Seems as if We’ve Been Down This Path Before
Terrell Owens is causing problems? Of course he is.
Chicago is looking for a new starting quarterback? No news there.
Cincinnati can’t get its No. 1 pick into camp? Yawn.
With less than three weeks to go before the NFL opens its regular season, a lot of familiar headlines are resurfacing. For a league that prides itself on its unpredictability, the NFL is loaded with players and teams who seem to do the same thing -- good or bad -- year after year.
Five news flashes from the when-will-they-learn file:
* Owens and the Philadelphia Eagles are starting fresh. That was the message out of team headquarters this week after the star receiver returned from his seven-day leave of absence. His outfit -- a camouflage get-up described by one reporter as a Beetle Bailey Halloween costume -- was only slightly less embarrassing than the male fan who showed up at the NovaCare complex wearing only a black thong and bra. In short, the circus has returned.
* Chicago is quarterback shopping. After passing on the chance to sign a veteran quarterback in the off-season, the Bears watched in horror as starter Rex Grossman suffered an ankle injury in an exhibition game against St. Louis. The injury required surgery and could keep him out three to four months. Add him to the long list of fallen or failed Bear quarterbacks. And consider this: During the time Brett Favre has started 189 consecutive games for division-rival Green Bay, the Bears have gone through 16 starting quarterbacks.
* Randy Moss’ mouth could get him in trouble. In the same week some Raider teammates proclaimed him a born leader, the star receiver went public with his penchant for smoking marijuana “every blue moon.” In an interview for HBO’s “Real Sports with Bryant Gumbel” scheduled to air Tuesday night, Moss said: “I have used, you know, marijuana ... since I’ve been in the league. But as far as abusing it and, you know, letting it take control over me, I don’t do that, no.” Well, that should comfort the folks at league headquarters.
* The New England Patriots are doomed. I’ve said it, and so have others.

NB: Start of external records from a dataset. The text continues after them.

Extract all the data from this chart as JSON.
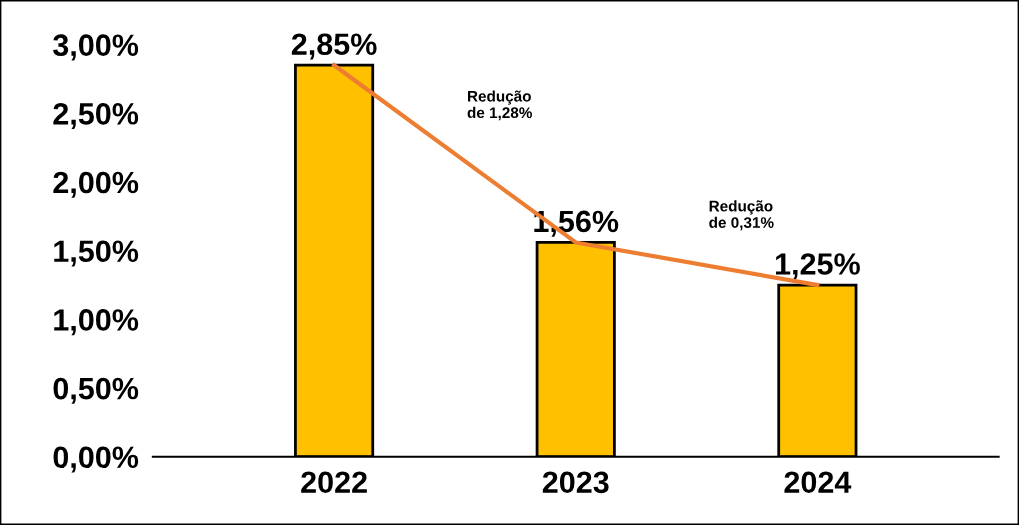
{
  "chart_data": {
    "type": "bar",
    "categories": [
      "2022",
      "2023",
      "2024"
    ],
    "series": [
      {
        "color": "#ffc000",
        "values": [
          2.85,
          1.56,
          1.25
        ],
        "value_labels": [
          "2,85%",
          "1,56%",
          "1,25%"
        ]
      },
      {
        "type": "line",
        "color": "#ed7d31",
        "values": [
          2.85,
          1.56,
          1.25
        ]
      }
    ],
    "ylim": [
      0,
      3
    ],
    "yticks": [
      {
        "value": 0,
        "label": "0,00%"
      },
      {
        "value": 0.5,
        "label": "0,50%"
      },
      {
        "value": 1,
        "label": "1,00%"
      },
      {
        "value": 1.5,
        "label": "1,50%"
      },
      {
        "value": 2,
        "label": "2,00%"
      },
      {
        "value": 2.5,
        "label": "2,50%"
      },
      {
        "value": 3,
        "label": "3,00%"
      }
    ],
    "annotations": [
      "Redução\nde 1,28%",
      "Redução\nde 0,31%"
    ],
    "grid": false,
    "legend": false,
    "marker": "none",
    "line_style": "solid"
  }
}
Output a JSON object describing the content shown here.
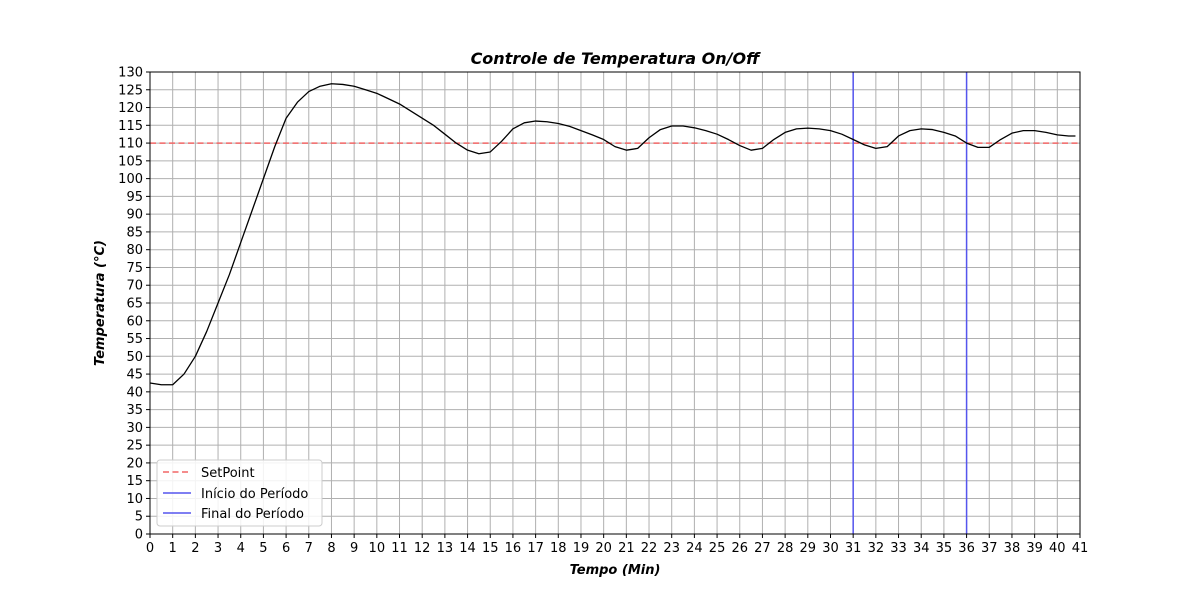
{
  "chart_data": {
    "type": "line",
    "title": "Controle de Temperatura On/Off",
    "xlabel": "Tempo (Min)",
    "ylabel": "Temperatura (°C)",
    "xlim": [
      0,
      41
    ],
    "ylim": [
      0,
      130
    ],
    "x_ticks": [
      0,
      1,
      2,
      3,
      4,
      5,
      6,
      7,
      8,
      9,
      10,
      11,
      12,
      13,
      14,
      15,
      16,
      17,
      18,
      19,
      20,
      21,
      22,
      23,
      24,
      25,
      26,
      27,
      28,
      29,
      30,
      31,
      32,
      33,
      34,
      35,
      36,
      37,
      38,
      39,
      40,
      41
    ],
    "y_ticks": [
      0,
      5,
      10,
      15,
      20,
      25,
      30,
      35,
      40,
      45,
      50,
      55,
      60,
      65,
      70,
      75,
      80,
      85,
      90,
      95,
      100,
      105,
      110,
      115,
      120,
      125,
      130
    ],
    "grid": true,
    "legend_position": "lower-left",
    "series": [
      {
        "name": "Temperatura",
        "color": "#000000",
        "style": "solid",
        "x": [
          0,
          0.5,
          1,
          1.5,
          2,
          2.5,
          3,
          3.5,
          4,
          4.5,
          5,
          5.5,
          6,
          6.5,
          7,
          7.5,
          8,
          8.5,
          9,
          9.5,
          10,
          10.5,
          11,
          11.5,
          12,
          12.5,
          13,
          13.5,
          14,
          14.5,
          15,
          15.5,
          16,
          16.5,
          17,
          17.5,
          18,
          18.5,
          19,
          19.5,
          20,
          20.5,
          21,
          21.5,
          22,
          22.5,
          23,
          23.5,
          24,
          24.5,
          25,
          25.5,
          26,
          26.5,
          27,
          27.5,
          28,
          28.5,
          29,
          29.5,
          30,
          30.5,
          31,
          31.5,
          32,
          32.5,
          33,
          33.5,
          34,
          34.5,
          35,
          35.5,
          36,
          36.5,
          37,
          37.5,
          38,
          38.5,
          39,
          39.5,
          40,
          40.5,
          40.8
        ],
        "y": [
          42.5,
          42,
          42,
          45,
          50,
          57,
          65,
          73,
          82,
          91,
          100,
          109,
          117,
          121.5,
          124.5,
          126,
          126.7,
          126.5,
          126,
          125,
          124,
          122.5,
          121,
          119,
          117,
          115,
          112.5,
          110,
          108,
          107,
          107.5,
          110.5,
          114,
          115.7,
          116.2,
          116,
          115.5,
          114.7,
          113.5,
          112.3,
          111,
          109,
          108,
          108.5,
          111.5,
          113.8,
          114.8,
          114.8,
          114.3,
          113.5,
          112.5,
          111,
          109.3,
          108,
          108.5,
          111,
          113,
          114,
          114.2,
          114,
          113.5,
          112.5,
          111,
          109.5,
          108.5,
          109,
          112,
          113.5,
          114,
          113.8,
          113,
          112,
          110,
          108.8,
          108.8,
          111,
          112.8,
          113.5,
          113.5,
          113,
          112.3,
          112,
          112
        ]
      },
      {
        "name": "SetPoint",
        "color": "#f26666",
        "style": "dashed",
        "y_const": 110
      },
      {
        "name": "Início do Período",
        "color": "#5555ee",
        "style": "solid",
        "x_const": 31
      },
      {
        "name": "Final do Período",
        "color": "#5555ee",
        "style": "solid",
        "x_const": 36
      }
    ],
    "legend": [
      "SetPoint",
      "Início do Período",
      "Final do Período"
    ]
  }
}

But the number-crunchers at STATS Inc. point out the Patriots have made some key moves since 2003 that have made all the difference. After finishing 31st in run defense in 2002, they traded for defensive tackle Ted Washington and improved to fourth on their way to winning the Super Bowl. In 2004, after finishing 27th in run offense in 2003, they traded for Corey Dillon and improved to seventh. The team’s most glaring statistical weakness from last season? A pass defense that finished 17th.
* Cincinnati has another first-year holdout. Why bother with training camp? David Pollack didn’t. The rookie linebacker, drafted 17th by the Bengals, didn’t sign until Thursday, missing all of the team’s 20 days in Georgetown, Ky. Pollack became the third of Cincinnati’s top picks in the last five years to stage a lengthy holdout, joining defensive end Justin Smith, who missed the entire camp in 2001, and running back Chris Perry, who missed the first 11 days of camp last summer.
The Baltimore Ravens have added a touch of gray to their color scheme. They’re hoping to get between 15 and 20 plays a game from their antique nickel-back tandem of Deion Sanders, 38, and Dale Carter, 35. What’s more, the Ravens are hoping to use Sanders as a slot receiver when they go to three wides.
You’ll never catch Sanders complaining about the extra work.
“I’m not shy about my game,” he told reporters recently. “I know what my game consists of. That’s why you have the microphone in front of me, because I can make plays.”
So far this summer, he has proven that. He had two sacks in a recent scrimmage against Washington, and last Saturday had a sack and forced fumble against Michael Vick in an exhibition game against Atlanta.
The most extreme makeover of the off-season happened in Kansas City, where the Chiefs have at least five new defensive starters: linebackers Kendrell Bell and Derrick Johnson, cornerbacks Patrick Surtain and Ashley Ambrose, and safety Sammy Knight.
The team had to do something after another year of futility. The Chiefs ranked 31st in total defense last season and last against the pass. The change in defensive coordinators from Greg Robinson to Gunther Cunningham didn’t have the desired effect; Kansas City was slightly better against the run, worse against the pass, and rarely forced turnovers.
Once star players for the Tennessee Titans, Frank Wycheck and Eddie George are now media hacks. Wycheck is an analyst for the team’s flagship radio station; George is doing color commentary for a local affiliate airing the Titans’ exhibition games.
A rather influential critic will be watching and listening to the broadcast replays.
“I’m going to have to hear how Eddie does,” Coach Jeff Fisher told reporters recently. “If Eddie’s critical of the team, then I’d lean to Frank. Because Frank is never going to say anything to upset this apple cart here.”
And why is that?
“He likes his parking spot too much.”